The Deer Run Trail (blue markers) is 2 miles from the parking lot to the summit and has an elevation gain of 930 feet. The total round trip is 4 miles. The trail crosses a power line in 2 places. Just before the second power line crossing is the first spectacular vista. The trail is considered moderate, with a short, flat section at the beginning then gradually increasing in elevation with some steeper sections, providing something for everyone.
The Shoulder Trail (yellow markers) begins approximately 1.8 miles from the parking area. It is a 0.4-mile spur off the Deer Run Trail. This trail climbs 150 feet through beautiful forest lands to a vista from the power line, offering expansive views of the the West River Valley.
The North Trail (blue markers) begins at the end of the Shoulder Trail, 2.2 miles from the parking area. The North Trail is 1.3 miles. The elevation descends 850 feet from the Shoulder Trail as it winds through an oak-hop hornbeam savanna, hemlock woods and a boulder field, emerging onto a flood plain, then culminating at the West River. Total round trip distance is 7 miles.
The Ravine Trail (orange markers) begins about 1 mile from the parking area, off of the Deer Run Trail. The trail continues another 1.1 miles, for a round trip moderate hike of 4.2 miles. The ascent to the Ravine Trail from the parking area is 530 feet. The trail culminates at the West River. The elevation gain on the Ravine Trail is 730 feet, with the uphill portion of occurring on the way back to the trailhead from the river.
This land is one of the last remaining unfragmented large parcels in the region. It is remarkable for its tall hardwoods, hemlock-filled ravines, stunning views, stone walls and a curious rock structure known as “the monument.” It includes deer wintering yards and a variety of forest types including hardwood savannas and hemlock “cathedrals.” There are several wetlands and vernal pools that host a variety of amphibians including the rare Jefferson Salamander.

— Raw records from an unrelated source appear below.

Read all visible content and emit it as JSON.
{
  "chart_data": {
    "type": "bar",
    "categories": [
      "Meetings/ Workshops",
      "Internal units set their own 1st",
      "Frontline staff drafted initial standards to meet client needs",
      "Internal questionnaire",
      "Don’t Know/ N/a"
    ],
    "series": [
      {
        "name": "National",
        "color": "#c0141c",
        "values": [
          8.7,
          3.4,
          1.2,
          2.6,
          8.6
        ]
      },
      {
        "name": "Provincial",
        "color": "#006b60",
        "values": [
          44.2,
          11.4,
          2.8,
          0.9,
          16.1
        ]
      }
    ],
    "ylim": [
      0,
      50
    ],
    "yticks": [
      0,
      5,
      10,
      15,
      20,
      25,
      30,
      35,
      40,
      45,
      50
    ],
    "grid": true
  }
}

The significant features of this land include panoramic views from the highest elevations, topographic benches left behind by a series of glaciations and by more recent flooding events, cliffs created by uplift and continental collisions eons ago, a dramatic and active landslide area, numerous rich forest sites including a cove with incredibly tall trees including shagbark hickories, There are forests of all ages, large maple, oak, ash, hickory, hemlock, and white pine trees, and grasslands that provide nesting sites for numerous bird species and corridors for wildlife and species movement, adaptability, and resiliency. It is truly spectacular.
Two transmission lines cross the preserve, which ecologists and botanists recognize as valuable early-successional/shrub-scrub habitat that these rights-of-way provide.
The site is a haven for over 70 species of birds (view bird list here) including birds that are listed “in greatest need of conservation” in the Vermont Conservation Design. Birds that have been declining in Vermont — brown thrasher, wood thrush, field sparrow, prairie warbler, mourning warbler, woodcock, the red-shouldered hawk, and the bald eagle — have been among those found in numbers, rewarding bird enthusiasts with a variety of interesting sightings.
The Deer Run Nature Preserve is located at 940 Camp Arden Road, Dummerston, VT 05301.
From VT-30 near West Dummerston, cross the Dummerston Covered Bridge and immediately turn left onto Camp Arden Road. From Dummerston Center, take the East-West Road and continue straight onto Camp Arden Road at the stop sign instead of crossing the bridge. About 1/2 mile from the Covered Bridge, bear left at the fork in the road and follow the river. Continue for another mile. The trailhead is on the right and clearly marked at a parking area.